In its submission, the IVCA mentions the importance of allocating capital to Irish businesses working in artificial intelligence, blockchain, digital and deep-tech but Larkin said this would also help channel capital to Irish entrepreneurs developing solutions offering environmental and social impact. 

Sarah-Jane Larkin of IVCA: “Pension funds could provide a source of capital to social and environmental SMEs and start-ups” | Photo by Diane Cusack

She said: “Pension funds could provide a source of capital to social and environmental SMEs and start-ups, and complement state investment and other sources of private and institutional investment. I am sure most citizens would be quite happy for a few percentages of their investments going to impactful enterprises that are contributing to solving the challenges we’re facing today. They could even mandate that VCs themselves have some percentage of their investment capital allocated to social enterprises.” 

The IVCA also highlighted the impact of the 2008 law to modernise the French economy, which among other things mandated that corporate employee savings schemes offered a solidarity investment funds option, allowing employees to allocate capital to social enterprises and other socially and environmentally focused organisations. 

This, the IVCA said, had “resulted in significant growth in the amount of capital allocated from €200m to €6bn between 2002 and 2016”. The intent of the proposed “opt-in” would be to emulate the successful implementation of the French scheme. A recent scheme in Germany was also given as an example. 

Larkin said: “Other EU countries and the UK have already implemented or are planning to source VC investment through pension funds. For example, Germany has just announced a scheme to invest €30bn into venture capital through pension fund assets and institutional investors.”  

ESG reporting

Aisling Healy, director of finance for Initiative Ireland, a financial services start-up specialising in funding energy-efficient, social and affordable housing loans across Ireland, said: “We agree that access to early-stage capital to scale indigenous companies is scarce in Ireland. There are a wealth of innovative, unique businesses ideas coming out of Ireland and yet early-stage funding is usually hard to access the more innovative you are.  As a company, which is scaling ourselves, we have experienced first-hand the local market restrictions.” 
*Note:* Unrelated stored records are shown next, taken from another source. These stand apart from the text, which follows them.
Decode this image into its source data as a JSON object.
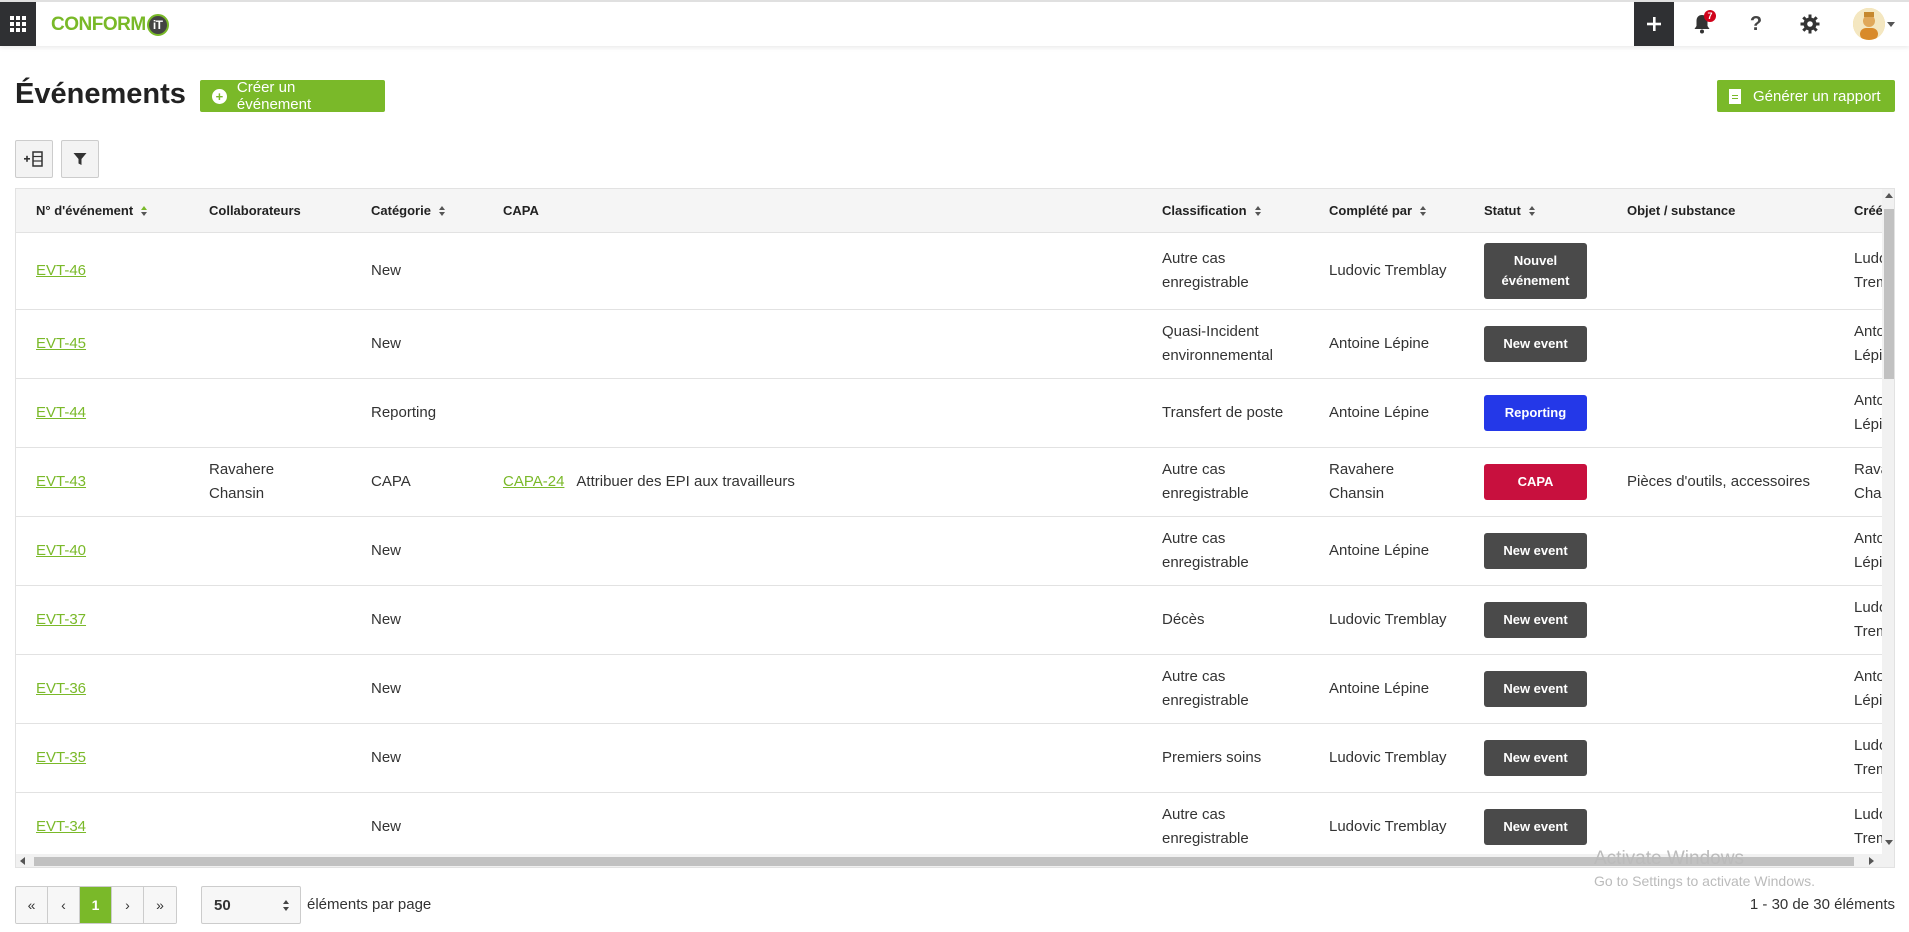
{
  "header": {
    "logo_text": "CONFORM",
    "logo_badge": "iT",
    "notification_count": "7",
    "help_glyph": "?"
  },
  "page": {
    "title": "Événements",
    "create_button": "Créer un événement",
    "report_button": "Générer un rapport"
  },
  "columns": {
    "event_no": "N° d'événement",
    "collaborators": "Collaborateurs",
    "category": "Catégorie",
    "capa": "CAPA",
    "classification": "Classification",
    "completed_by": "Complété par",
    "status": "Statut",
    "object": "Objet / substance",
    "created": "Créé"
  },
  "rows": [
    {
      "id": "EVT-46",
      "collaborators": "",
      "category": "New",
      "capa_id": "",
      "capa_text": "",
      "classification": "Autre cas enregistrable",
      "completed_by": "Ludovic Tremblay",
      "status": "Nouvel événement",
      "status_color": "#4a4a4a",
      "object": "",
      "created": "Ludovic Tremblay"
    },
    {
      "id": "EVT-45",
      "collaborators": "",
      "category": "New",
      "capa_id": "",
      "capa_text": "",
      "classification": "Quasi-Incident environnemental",
      "completed_by": "Antoine Lépine",
      "status": "New event",
      "status_color": "#4a4a4a",
      "object": "",
      "created": "Antoine Lépine"
    },
    {
      "id": "EVT-44",
      "collaborators": "",
      "category": "Reporting",
      "capa_id": "",
      "capa_text": "",
      "classification": "Transfert de poste",
      "completed_by": "Antoine Lépine",
      "status": "Reporting",
      "status_color": "#2438e8",
      "object": "",
      "created": "Antoine Lépine"
    },
    {
      "id": "EVT-43",
      "collaborators": "Ravahere Chansin",
      "category": "CAPA",
      "capa_id": "CAPA-24",
      "capa_text": "Attribuer des EPI aux travailleurs",
      "classification": "Autre cas enregistrable",
      "completed_by": "Ravahere Chansin",
      "status": "CAPA",
      "status_color": "#c8103e",
      "object": "Pièces d'outils, accessoires",
      "created": "Ravahere Chansin"
    },
    {
      "id": "EVT-40",
      "collaborators": "",
      "category": "New",
      "capa_id": "",
      "capa_text": "",
      "classification": "Autre cas enregistrable",
      "completed_by": "Antoine Lépine",
      "status": "New event",
      "status_color": "#4a4a4a",
      "object": "",
      "created": "Antoine Lépine"
    },
    {
      "id": "EVT-37",
      "collaborators": "",
      "category": "New",
      "capa_id": "",
      "capa_text": "",
      "classification": "Décès",
      "completed_by": "Ludovic Tremblay",
      "status": "New event",
      "status_color": "#4a4a4a",
      "object": "",
      "created": "Ludovic Tremblay"
    },
    {
      "id": "EVT-36",
      "collaborators": "",
      "category": "New",
      "capa_id": "",
      "capa_text": "",
      "classification": "Autre cas enregistrable",
      "completed_by": "Antoine Lépine",
      "status": "New event",
      "status_color": "#4a4a4a",
      "object": "",
      "created": "Antoine Lépine"
    },
    {
      "id": "EVT-35",
      "collaborators": "",
      "category": "New",
      "capa_id": "",
      "capa_text": "",
      "classification": "Premiers soins",
      "completed_by": "Ludovic Tremblay",
      "status": "New event",
      "status_color": "#4a4a4a",
      "object": "",
      "created": "Ludovic Tremblay"
    },
    {
      "id": "EVT-34",
      "collaborators": "",
      "category": "New",
      "capa_id": "",
      "capa_text": "",
      "classification": "Autre cas enregistrable",
      "completed_by": "Ludovic Tremblay",
      "status": "New event",
      "status_color": "#4a4a4a",
      "object": "",
      "created": "Ludovic Tremblay"
    }
  ],
  "pagination": {
    "first": "«",
    "prev": "‹",
    "current": "1",
    "next": "›",
    "last": "»",
    "per_page_value": "50",
    "per_page_label": "éléments par page",
    "count_text": "1 - 30 de 30 éléments"
  },
  "watermark": {
    "line1": "Activate Windows",
    "line2": "Go to Settings to activate Windows."
  },
  "icons": [
    "apps-grid-icon",
    "plus-icon",
    "bell-icon",
    "help-icon",
    "gear-icon",
    "add-column-icon",
    "filter-icon",
    "report-document-icon"
  ],
  "colors": {
    "brand_green": "#7ab929",
    "dark": "#2f3033"
  }
}
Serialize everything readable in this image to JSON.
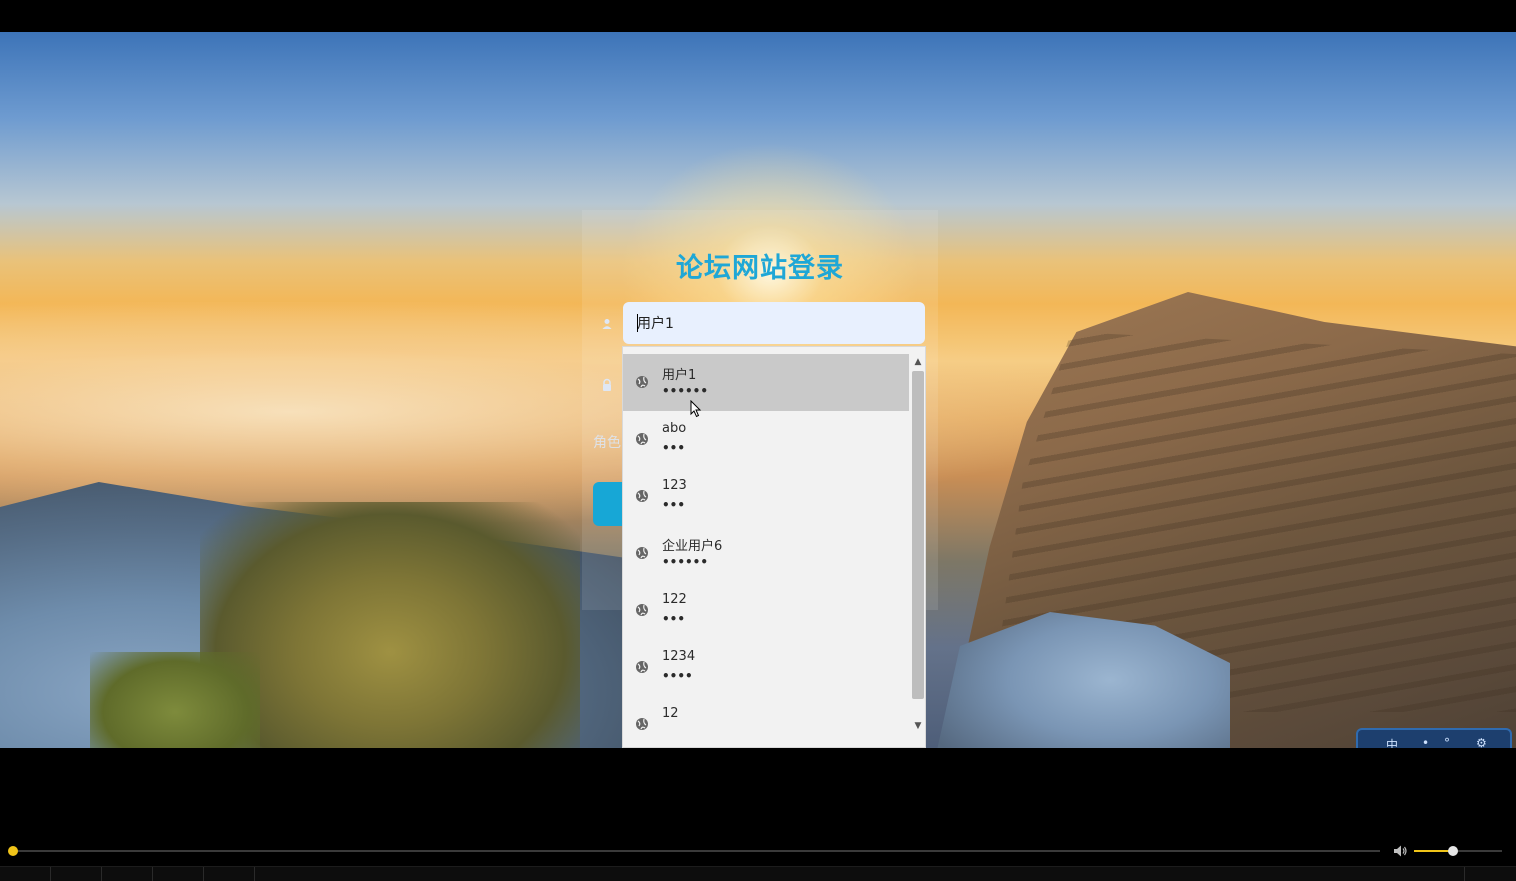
{
  "login": {
    "title": "论坛网站登录",
    "username_value": "用户1",
    "role_label": "角色"
  },
  "autocomplete": {
    "items": [
      {
        "username": "用户1",
        "password_mask": "••••••",
        "highlighted": true
      },
      {
        "username": "abo",
        "password_mask": "•••",
        "highlighted": false
      },
      {
        "username": "123",
        "password_mask": "•••",
        "highlighted": false
      },
      {
        "username": "企业用户6",
        "password_mask": "••••••",
        "highlighted": false
      },
      {
        "username": "122",
        "password_mask": "•••",
        "highlighted": false
      },
      {
        "username": "1234",
        "password_mask": "••••",
        "highlighted": false
      },
      {
        "username": "12",
        "password_mask": "",
        "highlighted": false
      }
    ]
  },
  "ime_toolbar": {
    "chars": [
      "中",
      "•",
      "°",
      "⚙"
    ]
  },
  "player": {
    "seek_progress": 0.0,
    "volume_level": 0.45
  },
  "colors": {
    "title_accent": "#1fa7d6",
    "seek_accent": "#f0c419"
  }
}
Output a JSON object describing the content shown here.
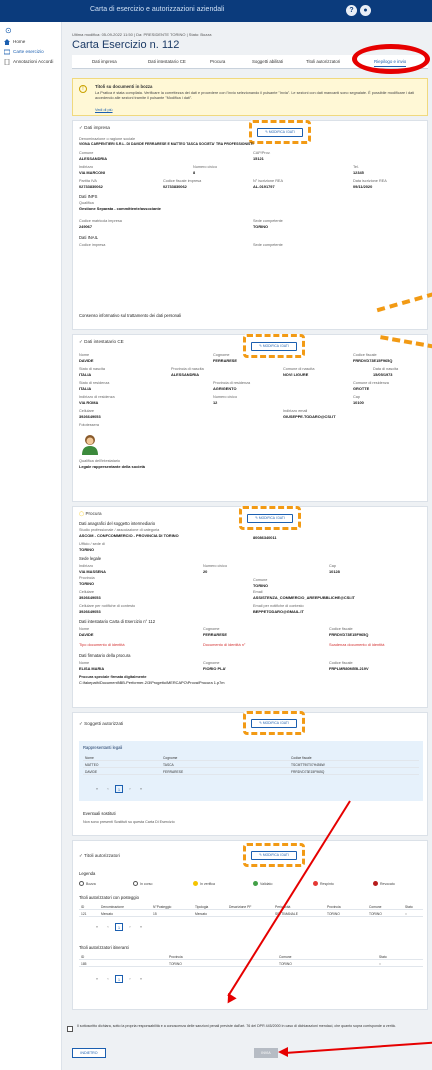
{
  "app": {
    "title": "Carta di esercizio e autorizzazioni aziendali"
  },
  "sidebar": {
    "items": [
      {
        "label": "Home"
      },
      {
        "label": "Carte esercizio"
      },
      {
        "label": "Annotazioni Accordi"
      }
    ]
  },
  "breadcrumb": "Ultima modifica: 05-09-2022 11:50 | Da: PRESIDENTE TORINO | Stato: Bozza",
  "page_title": "Carta Esercizio n. 112",
  "tabs": [
    "Dati impresa",
    "Dati intestatario CE",
    "Procura",
    "Soggetti abilitati",
    "Titoli autorizzatori",
    "Riepilogo e invio"
  ],
  "alert": {
    "title": "Titoli su documenti in bozza",
    "body": "La Pratica è stata compilata. Verificare la correttezza dei dati e procedere con l'invio selezionando il pulsante \"Invia\". Le sezioni con dati mancanti sono segnalate. È possibile modificare i dati accedendo alle sezioni tramite il pulsante \"Modifica i dati\".",
    "link": "Vedi di più"
  },
  "edit_label": "MODIFICA I DATI",
  "impresa": {
    "header": "Dati impresa",
    "denominazione_label": "Denominazione o ragione sociale",
    "denominazione": "VIGNA CARPENTIERI S.R.L. DI DAVIDE FERRARESE E MATTEO TASCA SOCIETA' TRA PROFESSIONISTI",
    "comune_label": "Comune",
    "comune": "ALESSANDRIA",
    "cap_label": "CAP/Prov.",
    "cap": "15121",
    "indirizzo_label": "Indirizzo",
    "indirizzo": "VIA MARCONI",
    "civico_label": "Numero civico",
    "civico": "8",
    "tel_label": "Tel.",
    "tel": "12345",
    "piva_label": "Partita IVA",
    "piva": "02733830062",
    "cf_label": "Codice fiscale impresa",
    "cf": "02733830062",
    "rea_label": "N° iscrizione REA",
    "rea": "AL-0191797",
    "data_label": "Data iscrizione REA",
    "data": "09/11/2020",
    "inps_title": "Dati INPS",
    "qualifica_label": "Qualifica",
    "qualifica": "Gestione Separata - committente/associante",
    "matricola_label": "Codice matricola impresa",
    "matricola": "249067",
    "sede_label": "Sede competente",
    "sede": "TORINO",
    "inail_title": "Dati INAIL",
    "inail_cod_label": "Codice impresa",
    "inail_sede_label": "Sede competente",
    "consenso": "Consenso informativo sul trattamento dei dati personali"
  },
  "intestatario": {
    "header": "Dati intestatario CE",
    "nome_label": "Nome",
    "nome": "DAVIDE",
    "cognome_label": "Cognome",
    "cognome": "FERRARESE",
    "cf_label": "Codice fiscale",
    "cf": "FRRDVD73E15F965Q",
    "stato_n_label": "Stato di nascita",
    "stato_n": "ITALIA",
    "prov_n_label": "Provincia di nascita",
    "prov_n": "ALESSANDRIA",
    "comune_n_label": "Comune di nascita",
    "comune_n": "NOVI LIGURE",
    "data_n_label": "Data di nascita",
    "data_n": "15/05/1973",
    "stato_r_label": "Stato di residenza",
    "stato_r": "ITALIA",
    "prov_r_label": "Provincia di residenza",
    "prov_r": "AGRIGENTO",
    "comune_r_label": "Comune di residenza",
    "comune_r": "GROTTE",
    "ind_label": "Indirizzo di residenza",
    "ind": "VIA ROMA",
    "civ_label": "Numero civico",
    "civ": "12",
    "cap_label": "Cap",
    "cap": "10100",
    "cell_label": "Cellulare",
    "cell": "3926649053",
    "email_label": "Indirizzo email",
    "email": "GIUSEPPE.TODARO@CSI.IT",
    "foto_label": "Fototessera",
    "qual_label": "Qualifica dell'intestatario",
    "qual": "Legale rappresentante della società"
  },
  "procura": {
    "header": "Procura",
    "anag_title": "Dati anagrafici del soggetto intermediario",
    "studio_label": "Studio professionale / associazione di categoria",
    "studio": "ASCOM - CONFCOMMERCIO - PROVINCIA DI TORINO",
    "studio_cf": "80086340011",
    "ufficio_label": "Ufficio / sede di",
    "ufficio": "TORINO",
    "sede_legale": "Sede legale",
    "ind_label": "Indirizzo",
    "ind": "VIA MASSENA",
    "civ_label": "Numero civico",
    "civ": "20",
    "cap_label": "Cap",
    "cap": "10128",
    "prov_label": "Provincia",
    "prov": "TORINO",
    "com_label": "Comune",
    "com": "TORINO",
    "cell_label": "Cellulare",
    "cell": "3926649053",
    "email_label": "Email",
    "email": "ASSISTENZA_COMMERCIO_AREEPUBBLICHE@CSI.IT",
    "cell2_label": "Cellulare per notifiche di contesto",
    "cell2": "3926649053",
    "email2_label": "Email per notifiche di contesto",
    "email2": "BEPPETODARO@GMAIL.IT",
    "int_title": "Dati intestatario Carta di Esercizio n° 112",
    "nome_label": "Nome",
    "nome": "DAVIDE",
    "cognome_label": "Cognome",
    "cognome": "FERRARESE",
    "cf_label": "Codice fiscale",
    "cf": "FRRDVD73E15F965Q",
    "tipo_doc": "Tipo documento di identità",
    "doc_id": "Documento di identità n°",
    "scad_doc": "Scadenza documento di identità",
    "firm_title": "Dati firmatario della procura",
    "fnome": "ELISA MARIA",
    "fcognome": "FIORIO PLA'",
    "fcf": "FRPLMR80M55L219V",
    "pf_label": "Procura speciale firmata digitalmente",
    "pf": "C:\\fakepath\\Documenti\\BB-Performer-2\\3\\Progetto\\MERCAPO\\Prova\\Procura 1.p7m"
  },
  "soggetti": {
    "header": "Soggetti autorizzati",
    "rl_title": "Rappresentanti legali",
    "cols": [
      "Nome",
      "Cognome",
      "Codice fiscale"
    ],
    "rows": [
      [
        "MATTEO",
        "TASCA",
        "TSCMTT90T07H456W"
      ],
      [
        "DAVIDE",
        "FERRARESE",
        "FRRDVD73E15F965Q"
      ]
    ],
    "pages": [
      "«",
      "‹",
      "1",
      "›",
      "»"
    ],
    "es_title": "Eventuali sostituti",
    "es_none": "Non sono presenti Sostituti su questa Carta Di Esercizio"
  },
  "titoli": {
    "header": "Titoli autorizzatori",
    "leg_title": "Legenda",
    "legend": [
      {
        "label": "Bozza",
        "color": "#ffffff"
      },
      {
        "label": "In corso",
        "color": "#ffffff"
      },
      {
        "label": "In verifica",
        "color": "#f5c400"
      },
      {
        "label": "Validato",
        "color": "#43a047"
      },
      {
        "label": "Respinto",
        "color": "#e53935"
      },
      {
        "label": "Revocato",
        "color": "#b71c1c"
      }
    ],
    "pos_title": "Titoli autorizzatori con posteggio",
    "pos_cols": [
      "ID",
      "Denominazione",
      "N°Posteggio",
      "Tipologia",
      "Descrizione PF",
      "Periodicità",
      "Provincia",
      "Comune",
      "Stato"
    ],
    "pos_row": [
      "121",
      "Mercato",
      "15",
      "Mercato",
      "",
      "SETTIMANALE",
      "TORINO",
      "TORINO",
      "○"
    ],
    "it_title": "Titoli autorizzatori itineranti",
    "it_cols": [
      "ID",
      "Provincia",
      "Comune",
      "Stato"
    ],
    "it_row": [
      "185",
      "TORINO",
      "TORINO",
      "○"
    ],
    "pages": [
      "«",
      "‹",
      "1",
      "›",
      "»"
    ]
  },
  "footer": {
    "decl": "Il sottoscritto dichiara, sotto la propria responsabilità e a conoscenza delle sanzioni penali previste dall'art. 76 del DPR 445/2000 in caso di dichiarazioni mendaci, che quanto sopra corrisponde a verità.",
    "back": "INDIETRO",
    "next": "INVIA"
  }
}
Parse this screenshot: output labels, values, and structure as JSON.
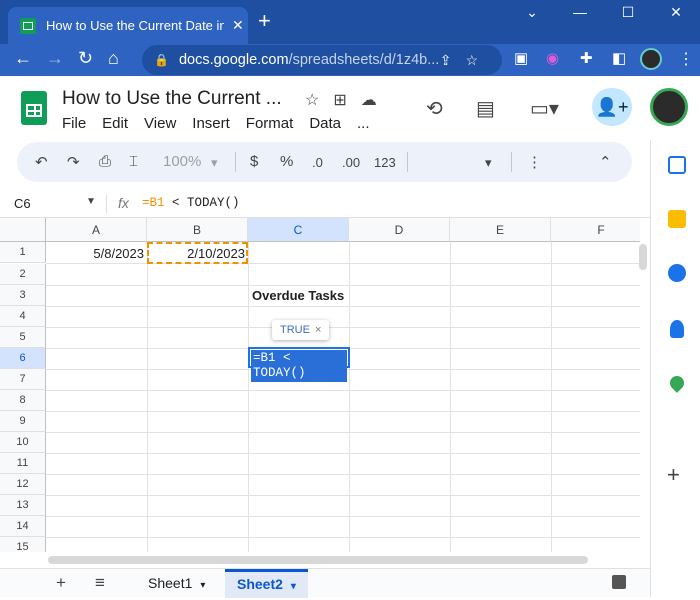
{
  "browser": {
    "tab_title": "How to Use the Current Date in G",
    "tab_close": "✕",
    "new_tab": "+",
    "window_controls": {
      "chevron": "⌄",
      "minimize": "—",
      "maximize": "☐",
      "close": "✕"
    },
    "nav": {
      "back": "←",
      "forward": "→",
      "reload": "↻",
      "home": "⌂"
    },
    "url_host": "docs.google.com",
    "url_path": "/spreadsheets/d/1z4b..."
  },
  "doc": {
    "title": "How to Use the Current ...",
    "menu": [
      "File",
      "Edit",
      "View",
      "Insert",
      "Format",
      "Data",
      "..."
    ]
  },
  "toolbar": {
    "undo": "↶",
    "redo": "↷",
    "print": "⎙",
    "paint": "⌶",
    "zoom": "100%",
    "currency": "$",
    "percent": "%",
    "dec_less": ".0",
    "dec_more": ".00",
    "number_format": "123",
    "more": "⋮",
    "collapse": "⌃",
    "dropdown": "▾"
  },
  "formula_bar": {
    "name_box": "C6",
    "fx": "fx",
    "formula_ref": "=B1",
    "formula_rest": " < TODAY()"
  },
  "grid": {
    "columns": [
      "A",
      "B",
      "C",
      "D",
      "E",
      "F"
    ],
    "rows": [
      "1",
      "2",
      "3",
      "4",
      "5",
      "6",
      "7",
      "8",
      "9",
      "10",
      "11",
      "12",
      "13",
      "14",
      "15"
    ],
    "cells": {
      "A1": "5/8/2023",
      "B1": "2/10/2023",
      "C3": "Overdue Tasks"
    },
    "editor_text": "=B1 < TODAY()",
    "tooltip_value": "TRUE",
    "tooltip_close": "×"
  },
  "sheets": {
    "add": "+",
    "list_icon": "≡",
    "tabs": [
      {
        "name": "Sheet1",
        "active": false
      },
      {
        "name": "Sheet2",
        "active": true
      }
    ],
    "tab_arrow": "▾"
  },
  "side_panel": {
    "add": "+"
  },
  "colors": {
    "browser_frame": "#1f4fa0",
    "accent": "#1a73e8",
    "copy_range": "#f09300",
    "sheets_green": "#0f9d58"
  }
}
Healy said that more than the risk of having to rely on foreign capital, Irish investors were  missing an opportunity: “It’s a shame that many companies seeking to scale should have to partner with foreign capital rather than accessing capital here at home.” 

Asked whether giving members the option to allocate a small proportion of their pension to a fund supporting Irish industry would have a positive impact on capital flows towards social and environmentally oriented enterprises, she said: “If we expect to see ESG impacts from the funding of indigenous companies, then it needs to be a reporting requirement. Transparency will always increase ESG outcomes. As an ESG finance platform, we’ve seen that first hand.”